Il poeta colloca tutti i peccatori omosessuali – che, a differenza di quelli in Purgatorio, hanno troppo ecceduto in ‘passionalità’ – nello stesso punto dell’Inferno, ma ben diversa considerazione Dante mostra per il suo maestro rispetto a quella verso Andrea de’ Mozzi, per esempio.
Una differenziazione – molto accuratamente esaminata e dettagliata da Aldo Onorati – che continua nel canto XVI dell’Inferno e che Dante, per rilevarla ancora di più, non esita a costellare di motivi ‘cortesi’ e addirittura di ossequio verso chi, secondo lui, li merita, a prescindere dal peccato per cui si trova lì eternamente condannato; nella prima parte di questo canto, infatti, che può considerarsi tematicamente la continuazione del precedente, rispondendo a Iacopo Rusticucci, il poeta dichiara che, se non avesse corso il rischio di bruciarsi, sarebbe sceso nel sabbione infuocato per abbracciare loro tre così insigni e rispettabili cittadini.

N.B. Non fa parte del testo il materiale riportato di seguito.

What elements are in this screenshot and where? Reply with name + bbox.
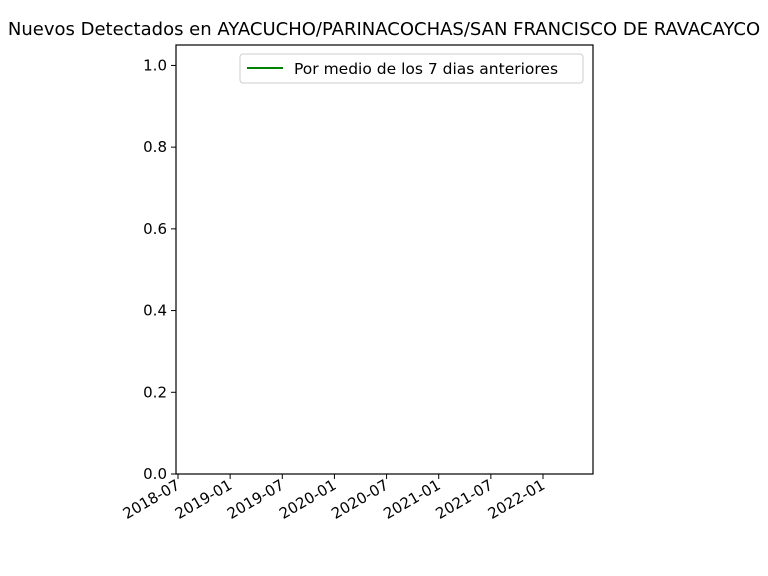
x-tick-label: 2019-01 (172, 476, 235, 523)
legend-label: Por medio de los 7 dias anteriores (294, 60, 558, 78)
legend: Por medio de los 7 dias anteriores (239, 53, 584, 84)
y-tick-label: 0.2 (143, 383, 167, 401)
x-tick-label: 2020-01 (276, 476, 339, 523)
x-tick-label: 2021-07 (433, 476, 496, 523)
y-tick-label: 0.6 (143, 220, 167, 238)
y-tick-label: 0.0 (143, 465, 167, 483)
x-tick-label: 2020-07 (328, 476, 391, 523)
y-tick-label: 0.4 (143, 302, 167, 320)
x-tick-label: 2019-07 (224, 476, 287, 523)
chart-title: Nuevos Detectados en AYACUCHO/PARINACOCH… (8, 19, 760, 40)
x-tick-label: 2022-01 (485, 476, 548, 523)
x-tick-label: 2021-01 (380, 476, 443, 523)
y-axis: 0.0 0.2 0.4 0.6 0.8 1.0 (143, 56, 176, 483)
x-axis: 2018-072019-012019-072020-012020-072021-… (120, 474, 548, 523)
legend-box (239, 53, 584, 84)
plot-area (175, 44, 594, 475)
y-tick-label: 0.8 (143, 138, 167, 156)
y-tick-label: 1.0 (143, 56, 167, 74)
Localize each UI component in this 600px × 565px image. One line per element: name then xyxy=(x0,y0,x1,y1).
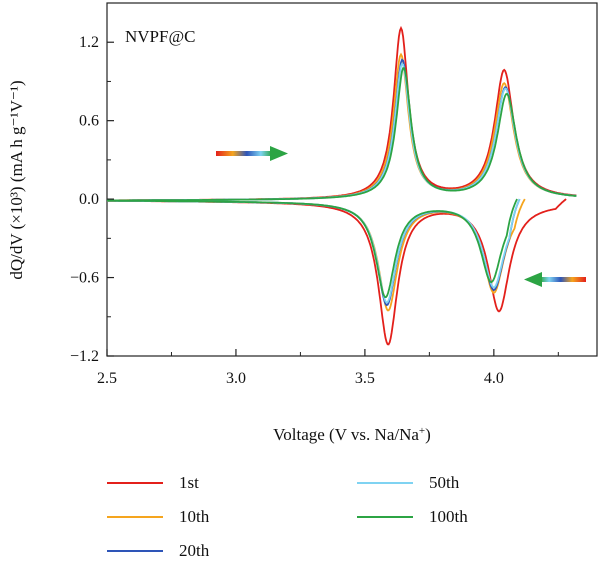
series-line-100th-discharge xyxy=(107,198,518,298)
series-curves xyxy=(107,25,577,346)
y-tick-label: 0.0 xyxy=(79,191,99,208)
legend-label-10th: 10th xyxy=(179,507,210,526)
discharge-direction-arrow xyxy=(524,272,586,287)
x-axis-title: Voltage (V vs. Na/Na+) xyxy=(273,425,431,444)
x-tick-label: 4.0 xyxy=(484,370,504,387)
y-tick-label: 1.2 xyxy=(79,34,99,51)
legend-label-100th: 100th xyxy=(429,507,468,526)
legend-label-50th: 50th xyxy=(429,473,460,492)
legend-label-1st: 1st xyxy=(179,473,199,492)
series-line-1st-discharge xyxy=(107,198,567,346)
legend: 1st 10th 20th 50th 100th xyxy=(107,473,468,560)
y-tick-label: −0.6 xyxy=(70,270,99,287)
series-line-20th-charge xyxy=(107,58,577,202)
x-tick-label: 3.0 xyxy=(226,370,246,387)
x-axis-ticks: 2.5 3.0 3.5 4.0 xyxy=(97,349,559,387)
sample-label: NVPF@C xyxy=(125,27,195,46)
y-axis-ticks: −1.2 −0.6 0.0 0.6 1.2 xyxy=(70,34,114,365)
x-tick-label: 2.5 xyxy=(97,370,117,387)
plot-frame xyxy=(106,2,598,357)
y-tick-label: −1.2 xyxy=(70,348,99,365)
series-line-1st-charge xyxy=(107,25,577,202)
x-tick-label: 3.5 xyxy=(355,370,375,387)
charge-direction-arrow xyxy=(216,146,288,161)
series-line-100th-charge xyxy=(107,67,577,202)
y-axis-title: dQ/dV (×10³) (mA h g⁻¹V⁻¹) xyxy=(7,80,26,279)
y-tick-label: 0.6 xyxy=(79,113,99,130)
legend-label-20th: 20th xyxy=(179,541,210,560)
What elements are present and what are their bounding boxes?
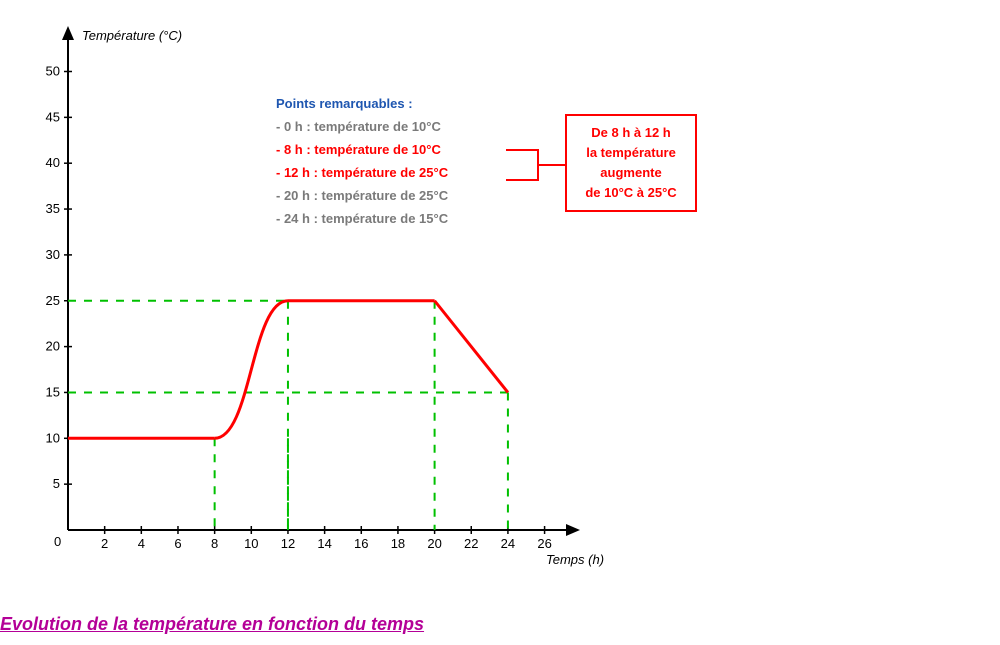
origin-label: 0 [54,534,61,549]
x-tick-label: 12 [281,536,295,551]
y-tick-label: 45 [46,109,60,124]
points-line: - 12 h : température de 25°C [276,165,449,180]
y-tick-label: 20 [46,339,60,354]
points-title: Points remarquables : [276,96,413,111]
y-tick-label: 40 [46,155,60,170]
x-tick-label: 4 [138,536,145,551]
curve-rise [215,301,288,439]
y-tick-label: 15 [46,384,60,399]
x-tick-label: 18 [391,536,405,551]
points-line: - 8 h : température de 10°C [276,142,441,157]
callout-line: De 8 h à 12 h [591,125,671,140]
curve-fall [435,301,508,393]
x-axis-label: Temps (h) [546,552,604,567]
x-tick-label: 26 [537,536,551,551]
y-tick-label: 30 [46,247,60,262]
x-tick-label: 2 [101,536,108,551]
x-tick-label: 22 [464,536,478,551]
y-tick-label: 5 [53,476,60,491]
x-tick-label: 6 [174,536,181,551]
y-tick-label: 25 [46,293,60,308]
y-axis-label: Température (°C) [82,28,182,43]
y-tick-label: 10 [46,430,60,445]
x-tick-label: 10 [244,536,258,551]
x-tick-label: 8 [211,536,218,551]
y-tick-label: 50 [46,64,60,79]
points-line: - 20 h : température de 25°C [276,188,449,203]
figure-caption: Evolution de la température en fonction … [0,614,424,635]
points-line: - 0 h : température de 10°C [276,119,441,134]
callout-line: augmente [600,165,661,180]
x-tick-label: 20 [427,536,441,551]
chart-svg: Température (°C)Temps (h)0 2468101214161… [0,0,1000,645]
x-tick-label: 24 [501,536,515,551]
callout-line: de 10°C à 25°C [585,185,677,200]
x-tick-label: 16 [354,536,368,551]
callout-bracket [506,150,566,180]
y-tick-label: 35 [46,201,60,216]
points-line: - 24 h : température de 15°C [276,211,449,226]
x-tick-label: 14 [317,536,331,551]
callout-line: la température [586,145,676,160]
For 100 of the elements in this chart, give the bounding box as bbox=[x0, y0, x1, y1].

Insomma, anche per costoro l’omosessualità non va a detrimento della loro statura di uomini probi.
Ma quella che possiamo definire la seconda ‘scoperta’, quella per certi versi più significativa ancora, è proprio quella che Onorati chiama, come dicevo all’inizio, la ‘prova del nove’, quella dei sodomiti in Purgatorio, che il poeta colloca sulla stessa cornice di Guido Guinizelli.
Per farla breve, spero di aver indotto a sufficienza gli estimatori di Dante, ma soprattutto i suoi ‘curiosi’, a leggere con molta attenzione il sintetico, epperò davvero denso di motivi d’interesse e di riflessione, saggio dal titolo – che davvero non potrebbe essere più esplicito e significativo – Dante e gli omossessuali (nella ‘Commedia’).
La cui conclusione esalta non solo la straordinaria modernità del pensiero di Dante, ma anche la rara perspicacia e capacità di cogliere l’essenza del messaggio di lui da parte del ‘suo’ interprete Aldo Onorati.
Dal quale è davvero difficile dissentire, quando, a proposito dei tanti esempi di ‘trasgressività magnanima’ da parte di Dante, tanto finemente conclude: «Dante va, dunque, dichiaratamente controcorrente, ai suoi tempi… e anticipa il futuro. D’altronde, nella storia umana, quella con la esse maiuscola, non pochi maestri furono, e sono, omosessuali. Per tale ‘difetto’ […] inficeremo la grandezza di tanti padri del pensiero e dell’azione? […]
Chi giudica un essere umano per la sua omosessualità (parlo di persone consenzienti nell’età adulta), limita a priori il giudizio e la sfera delle diverse virtù creative. E Dante ci dice proprio questo con la sua apertura mentale e l’ardimento delle sue vedute».